Duffus Castle, the medieval stronghold of the Moray family was just about two miles from my home at the Moray Coast Hopeman. It is known as one of Scotland´s finest motte and bailey castles.
Mottes were common in Scotland the 1100s and 1200s, before they were replaced by stone castles. They were fortifications, usually consisting of a wooden keep on top of an artificial earthwork mound. Some also had an enclosed courtyard or bailey, containing additional wooden buildings, protected by a ditch and palisade. (Historic Enviroment Scotland)
The castle we see today was built in the 1300s, replacing an earlier timber fortress and felt to ruin after it was abandoned in 1705. Duffus Castle is situated on the Laich of Moray, which became a very fertile area after Spynie Loch and the surrounding marshland had been drained.
The motte is a huge man-made mound, with steep sides and a wide ditch separating it from the bailey. The whole site is enclosed by a water-filled ditch, which is more a mark of its boundary than it is a serious defensive measure. (Historic Enviroment Scotland)
Duffus Castle had been built by Freskin, a Flemish man who was sent there by King David I in 1130 to represent the crown. He built an earthwork-and-timber castle on the Duffus estate. His son William took the title of ‘de Moravia’, the meaning “of Moray”. By 1200 the Moray family had become the noblest and influential family in northern Scotland.

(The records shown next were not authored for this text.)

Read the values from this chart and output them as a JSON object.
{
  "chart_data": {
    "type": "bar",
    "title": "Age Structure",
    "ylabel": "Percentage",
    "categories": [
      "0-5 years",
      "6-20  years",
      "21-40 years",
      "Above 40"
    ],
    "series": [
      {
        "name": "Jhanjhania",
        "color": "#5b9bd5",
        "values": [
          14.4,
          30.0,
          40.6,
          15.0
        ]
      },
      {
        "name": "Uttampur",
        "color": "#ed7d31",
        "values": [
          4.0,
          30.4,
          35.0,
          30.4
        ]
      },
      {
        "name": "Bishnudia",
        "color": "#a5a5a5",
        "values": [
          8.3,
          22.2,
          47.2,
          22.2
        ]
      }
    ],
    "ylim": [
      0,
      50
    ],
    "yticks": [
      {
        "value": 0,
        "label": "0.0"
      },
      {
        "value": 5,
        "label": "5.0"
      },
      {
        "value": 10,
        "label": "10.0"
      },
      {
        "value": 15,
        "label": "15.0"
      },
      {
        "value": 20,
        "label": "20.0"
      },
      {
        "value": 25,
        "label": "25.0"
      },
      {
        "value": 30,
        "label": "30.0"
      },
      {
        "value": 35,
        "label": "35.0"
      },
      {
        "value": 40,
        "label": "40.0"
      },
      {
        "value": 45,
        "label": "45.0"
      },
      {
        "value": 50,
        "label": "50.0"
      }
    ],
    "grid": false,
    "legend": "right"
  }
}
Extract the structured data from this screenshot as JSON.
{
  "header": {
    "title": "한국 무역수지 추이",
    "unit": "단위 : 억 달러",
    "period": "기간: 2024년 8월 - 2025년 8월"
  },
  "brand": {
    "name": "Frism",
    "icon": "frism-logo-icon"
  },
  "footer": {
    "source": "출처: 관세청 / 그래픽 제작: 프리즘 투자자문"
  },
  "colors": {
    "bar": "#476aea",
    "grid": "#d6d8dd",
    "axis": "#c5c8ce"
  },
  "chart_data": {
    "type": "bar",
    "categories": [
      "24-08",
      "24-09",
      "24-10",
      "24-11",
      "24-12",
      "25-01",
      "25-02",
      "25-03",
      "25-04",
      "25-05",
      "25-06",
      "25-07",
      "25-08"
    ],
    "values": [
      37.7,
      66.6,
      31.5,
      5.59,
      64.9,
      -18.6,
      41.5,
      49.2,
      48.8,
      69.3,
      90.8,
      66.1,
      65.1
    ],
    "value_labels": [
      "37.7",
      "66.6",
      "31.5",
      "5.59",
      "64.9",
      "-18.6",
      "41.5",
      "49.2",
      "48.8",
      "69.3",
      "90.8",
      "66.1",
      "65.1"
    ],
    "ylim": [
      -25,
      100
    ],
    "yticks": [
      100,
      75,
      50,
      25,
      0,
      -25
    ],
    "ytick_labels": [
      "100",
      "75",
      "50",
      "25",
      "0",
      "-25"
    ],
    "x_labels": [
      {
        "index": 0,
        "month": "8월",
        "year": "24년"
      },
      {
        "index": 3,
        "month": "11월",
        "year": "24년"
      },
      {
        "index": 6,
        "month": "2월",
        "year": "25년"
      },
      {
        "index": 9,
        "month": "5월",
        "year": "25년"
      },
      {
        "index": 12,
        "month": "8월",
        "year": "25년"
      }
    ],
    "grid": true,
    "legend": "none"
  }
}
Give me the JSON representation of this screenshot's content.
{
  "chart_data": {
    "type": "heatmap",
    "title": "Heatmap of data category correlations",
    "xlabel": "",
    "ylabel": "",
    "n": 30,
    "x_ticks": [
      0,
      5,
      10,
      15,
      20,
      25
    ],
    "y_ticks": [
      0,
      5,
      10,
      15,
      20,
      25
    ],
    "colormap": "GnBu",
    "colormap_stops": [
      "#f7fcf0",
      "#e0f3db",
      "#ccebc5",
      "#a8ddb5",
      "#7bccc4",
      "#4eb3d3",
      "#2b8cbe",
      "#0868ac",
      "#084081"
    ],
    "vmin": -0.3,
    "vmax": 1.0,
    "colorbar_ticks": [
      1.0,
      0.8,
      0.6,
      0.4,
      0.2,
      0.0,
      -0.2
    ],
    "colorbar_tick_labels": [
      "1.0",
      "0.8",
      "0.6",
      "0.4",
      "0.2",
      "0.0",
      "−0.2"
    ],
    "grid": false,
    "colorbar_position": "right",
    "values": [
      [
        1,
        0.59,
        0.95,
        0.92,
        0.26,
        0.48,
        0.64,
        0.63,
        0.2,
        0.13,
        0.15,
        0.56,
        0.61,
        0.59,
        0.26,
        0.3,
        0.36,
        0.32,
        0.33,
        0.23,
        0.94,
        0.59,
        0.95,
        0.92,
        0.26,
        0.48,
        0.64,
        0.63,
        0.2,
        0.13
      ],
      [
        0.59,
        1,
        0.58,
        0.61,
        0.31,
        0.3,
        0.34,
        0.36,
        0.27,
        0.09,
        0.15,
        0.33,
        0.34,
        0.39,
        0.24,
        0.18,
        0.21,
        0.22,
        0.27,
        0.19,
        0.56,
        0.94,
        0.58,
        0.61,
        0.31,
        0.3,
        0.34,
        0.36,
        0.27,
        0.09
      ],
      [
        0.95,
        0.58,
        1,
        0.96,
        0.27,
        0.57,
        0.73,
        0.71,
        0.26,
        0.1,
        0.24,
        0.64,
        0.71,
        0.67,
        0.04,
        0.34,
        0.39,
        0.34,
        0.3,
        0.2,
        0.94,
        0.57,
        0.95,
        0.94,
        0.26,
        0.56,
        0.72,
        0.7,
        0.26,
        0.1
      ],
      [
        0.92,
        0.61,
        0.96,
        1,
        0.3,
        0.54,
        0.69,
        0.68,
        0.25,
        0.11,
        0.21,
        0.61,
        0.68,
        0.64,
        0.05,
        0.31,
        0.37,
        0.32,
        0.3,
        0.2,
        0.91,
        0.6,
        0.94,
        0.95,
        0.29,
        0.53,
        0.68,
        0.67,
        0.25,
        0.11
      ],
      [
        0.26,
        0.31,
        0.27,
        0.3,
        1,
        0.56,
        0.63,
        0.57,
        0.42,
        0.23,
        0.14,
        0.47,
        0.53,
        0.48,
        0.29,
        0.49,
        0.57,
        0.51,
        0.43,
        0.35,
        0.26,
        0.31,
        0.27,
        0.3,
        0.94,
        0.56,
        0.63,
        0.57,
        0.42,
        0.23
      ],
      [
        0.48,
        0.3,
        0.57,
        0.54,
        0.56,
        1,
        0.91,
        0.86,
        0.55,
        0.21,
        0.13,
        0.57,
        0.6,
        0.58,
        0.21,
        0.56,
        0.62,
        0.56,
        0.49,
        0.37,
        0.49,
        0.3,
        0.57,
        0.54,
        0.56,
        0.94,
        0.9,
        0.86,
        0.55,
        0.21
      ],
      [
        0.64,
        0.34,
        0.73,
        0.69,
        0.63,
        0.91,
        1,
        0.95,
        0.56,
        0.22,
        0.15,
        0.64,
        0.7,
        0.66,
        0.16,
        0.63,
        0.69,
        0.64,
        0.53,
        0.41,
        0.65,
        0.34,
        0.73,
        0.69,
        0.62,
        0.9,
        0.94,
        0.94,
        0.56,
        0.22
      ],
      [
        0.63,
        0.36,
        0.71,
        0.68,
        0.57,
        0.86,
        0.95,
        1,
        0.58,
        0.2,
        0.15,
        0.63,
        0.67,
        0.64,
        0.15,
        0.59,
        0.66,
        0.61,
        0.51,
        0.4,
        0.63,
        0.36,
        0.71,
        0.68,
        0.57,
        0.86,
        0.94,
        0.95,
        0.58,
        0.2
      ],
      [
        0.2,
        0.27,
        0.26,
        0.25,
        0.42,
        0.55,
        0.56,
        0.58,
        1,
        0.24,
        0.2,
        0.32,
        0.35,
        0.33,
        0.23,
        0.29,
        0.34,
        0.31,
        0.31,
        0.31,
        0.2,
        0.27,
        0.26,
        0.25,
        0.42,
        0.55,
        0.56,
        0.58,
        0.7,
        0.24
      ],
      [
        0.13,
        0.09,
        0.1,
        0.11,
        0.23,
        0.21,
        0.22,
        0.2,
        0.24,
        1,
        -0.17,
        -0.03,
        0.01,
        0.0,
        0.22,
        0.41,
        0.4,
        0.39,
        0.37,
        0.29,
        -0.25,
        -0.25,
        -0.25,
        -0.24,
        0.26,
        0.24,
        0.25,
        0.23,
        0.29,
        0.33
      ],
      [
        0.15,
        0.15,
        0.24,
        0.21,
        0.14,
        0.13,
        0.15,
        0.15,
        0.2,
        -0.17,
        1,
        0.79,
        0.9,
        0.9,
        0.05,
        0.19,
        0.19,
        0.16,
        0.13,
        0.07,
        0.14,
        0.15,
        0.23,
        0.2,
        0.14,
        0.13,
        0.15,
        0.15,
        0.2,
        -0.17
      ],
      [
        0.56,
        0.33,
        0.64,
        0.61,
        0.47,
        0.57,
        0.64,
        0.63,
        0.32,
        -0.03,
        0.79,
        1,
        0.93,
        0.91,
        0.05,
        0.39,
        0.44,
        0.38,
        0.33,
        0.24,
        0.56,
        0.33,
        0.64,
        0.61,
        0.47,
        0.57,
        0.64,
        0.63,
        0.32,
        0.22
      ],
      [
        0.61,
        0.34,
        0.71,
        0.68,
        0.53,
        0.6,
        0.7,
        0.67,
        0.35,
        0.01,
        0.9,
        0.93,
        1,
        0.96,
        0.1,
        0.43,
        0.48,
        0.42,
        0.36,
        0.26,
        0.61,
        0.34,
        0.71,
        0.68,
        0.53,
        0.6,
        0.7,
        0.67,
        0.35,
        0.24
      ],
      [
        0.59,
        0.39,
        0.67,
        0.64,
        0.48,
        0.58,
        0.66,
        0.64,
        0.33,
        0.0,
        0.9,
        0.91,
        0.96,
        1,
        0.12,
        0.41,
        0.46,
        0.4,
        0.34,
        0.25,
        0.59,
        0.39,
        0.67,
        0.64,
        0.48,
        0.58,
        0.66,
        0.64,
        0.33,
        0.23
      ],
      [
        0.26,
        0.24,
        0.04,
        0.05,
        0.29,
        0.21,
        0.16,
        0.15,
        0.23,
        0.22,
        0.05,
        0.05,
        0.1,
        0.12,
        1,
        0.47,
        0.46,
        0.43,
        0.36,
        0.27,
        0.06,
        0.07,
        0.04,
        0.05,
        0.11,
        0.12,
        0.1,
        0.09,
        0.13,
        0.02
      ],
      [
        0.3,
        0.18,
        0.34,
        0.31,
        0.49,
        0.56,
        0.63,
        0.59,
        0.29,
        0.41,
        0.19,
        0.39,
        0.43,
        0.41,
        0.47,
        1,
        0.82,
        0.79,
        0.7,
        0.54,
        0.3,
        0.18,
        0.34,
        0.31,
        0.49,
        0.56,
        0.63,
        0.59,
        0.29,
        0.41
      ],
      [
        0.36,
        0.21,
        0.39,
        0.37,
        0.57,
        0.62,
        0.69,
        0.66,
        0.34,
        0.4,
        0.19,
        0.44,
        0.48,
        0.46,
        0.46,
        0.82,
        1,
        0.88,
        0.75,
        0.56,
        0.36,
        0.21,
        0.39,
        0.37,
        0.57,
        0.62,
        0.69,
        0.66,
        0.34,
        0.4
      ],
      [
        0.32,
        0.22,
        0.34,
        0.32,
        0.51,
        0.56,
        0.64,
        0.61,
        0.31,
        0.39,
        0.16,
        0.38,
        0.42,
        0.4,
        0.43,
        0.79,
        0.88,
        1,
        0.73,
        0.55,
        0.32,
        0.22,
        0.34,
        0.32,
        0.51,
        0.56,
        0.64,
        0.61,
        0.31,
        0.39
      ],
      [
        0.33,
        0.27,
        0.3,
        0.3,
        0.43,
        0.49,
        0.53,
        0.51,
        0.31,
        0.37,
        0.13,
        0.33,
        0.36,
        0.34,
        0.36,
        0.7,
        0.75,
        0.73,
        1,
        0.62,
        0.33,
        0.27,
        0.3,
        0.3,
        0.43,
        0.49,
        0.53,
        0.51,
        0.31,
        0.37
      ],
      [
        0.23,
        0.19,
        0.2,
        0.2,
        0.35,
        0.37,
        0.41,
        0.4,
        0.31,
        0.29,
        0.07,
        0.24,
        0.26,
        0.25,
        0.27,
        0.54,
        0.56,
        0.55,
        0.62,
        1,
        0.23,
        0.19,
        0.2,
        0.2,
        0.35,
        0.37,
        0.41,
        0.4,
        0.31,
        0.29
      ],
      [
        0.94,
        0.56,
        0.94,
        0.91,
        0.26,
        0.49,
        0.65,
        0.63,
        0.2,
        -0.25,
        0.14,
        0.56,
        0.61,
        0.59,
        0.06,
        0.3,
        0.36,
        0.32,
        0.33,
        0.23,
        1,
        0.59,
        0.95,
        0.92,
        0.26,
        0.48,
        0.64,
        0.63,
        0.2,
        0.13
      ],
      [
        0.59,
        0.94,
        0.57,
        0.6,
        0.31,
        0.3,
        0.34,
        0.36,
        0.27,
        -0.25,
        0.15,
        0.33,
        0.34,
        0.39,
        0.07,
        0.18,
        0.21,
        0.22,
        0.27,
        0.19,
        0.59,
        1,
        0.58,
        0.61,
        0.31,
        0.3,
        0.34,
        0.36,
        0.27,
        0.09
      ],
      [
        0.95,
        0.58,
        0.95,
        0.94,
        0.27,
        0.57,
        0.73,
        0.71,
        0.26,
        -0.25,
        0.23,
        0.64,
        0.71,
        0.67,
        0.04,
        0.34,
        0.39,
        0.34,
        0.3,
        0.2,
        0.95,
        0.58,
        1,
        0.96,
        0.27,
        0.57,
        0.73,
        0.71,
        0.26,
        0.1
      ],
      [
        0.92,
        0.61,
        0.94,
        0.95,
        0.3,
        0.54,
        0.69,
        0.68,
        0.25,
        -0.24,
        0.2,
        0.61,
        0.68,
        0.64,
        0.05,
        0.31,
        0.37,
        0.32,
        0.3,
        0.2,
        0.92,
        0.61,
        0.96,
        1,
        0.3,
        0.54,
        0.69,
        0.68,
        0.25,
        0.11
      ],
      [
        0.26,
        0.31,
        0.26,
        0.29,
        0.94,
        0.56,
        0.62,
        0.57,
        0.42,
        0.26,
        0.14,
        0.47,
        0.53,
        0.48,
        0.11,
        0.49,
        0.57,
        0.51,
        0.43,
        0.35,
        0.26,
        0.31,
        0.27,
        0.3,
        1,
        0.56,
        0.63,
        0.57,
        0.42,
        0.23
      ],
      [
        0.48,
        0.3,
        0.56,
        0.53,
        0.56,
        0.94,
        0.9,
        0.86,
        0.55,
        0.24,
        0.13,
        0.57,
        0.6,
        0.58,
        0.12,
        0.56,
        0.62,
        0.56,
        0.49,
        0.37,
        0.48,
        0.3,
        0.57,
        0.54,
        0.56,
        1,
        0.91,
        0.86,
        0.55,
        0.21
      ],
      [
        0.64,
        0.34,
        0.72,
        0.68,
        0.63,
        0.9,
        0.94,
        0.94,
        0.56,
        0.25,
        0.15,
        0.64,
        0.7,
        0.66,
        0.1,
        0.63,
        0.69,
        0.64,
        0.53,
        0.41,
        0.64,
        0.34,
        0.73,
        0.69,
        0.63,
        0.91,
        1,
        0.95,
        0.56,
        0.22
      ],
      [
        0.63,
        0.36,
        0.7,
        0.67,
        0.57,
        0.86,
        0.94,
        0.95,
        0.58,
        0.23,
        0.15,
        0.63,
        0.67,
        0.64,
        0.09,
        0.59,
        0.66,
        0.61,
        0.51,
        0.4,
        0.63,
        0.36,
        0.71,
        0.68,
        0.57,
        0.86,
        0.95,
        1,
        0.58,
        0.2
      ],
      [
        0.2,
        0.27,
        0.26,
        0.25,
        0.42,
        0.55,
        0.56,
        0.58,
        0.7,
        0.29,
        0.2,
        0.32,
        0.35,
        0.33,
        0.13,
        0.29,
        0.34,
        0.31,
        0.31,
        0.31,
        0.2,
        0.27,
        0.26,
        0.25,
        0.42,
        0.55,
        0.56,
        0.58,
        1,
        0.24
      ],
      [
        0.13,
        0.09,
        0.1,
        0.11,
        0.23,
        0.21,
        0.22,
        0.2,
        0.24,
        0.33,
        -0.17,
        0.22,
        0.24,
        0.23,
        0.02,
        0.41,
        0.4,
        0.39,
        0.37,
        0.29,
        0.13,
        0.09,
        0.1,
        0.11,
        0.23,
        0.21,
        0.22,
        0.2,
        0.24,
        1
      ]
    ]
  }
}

Around 1270 the castle passed Sir Reginald Cheyne the Elder, Lord of Inverugie, who probably built the square stone keep on top of the motte and the walls around the courtyard. By 1350 the castle belonged to a younger son of the Earl of Sutherland through marriage, by then the stone square probably had started to slip down the mound and a new residence was built in the north of the courtyard.
At the end of the 17th century, Lord Duffus moved to Duffus House and Duffus Castle fell into decay.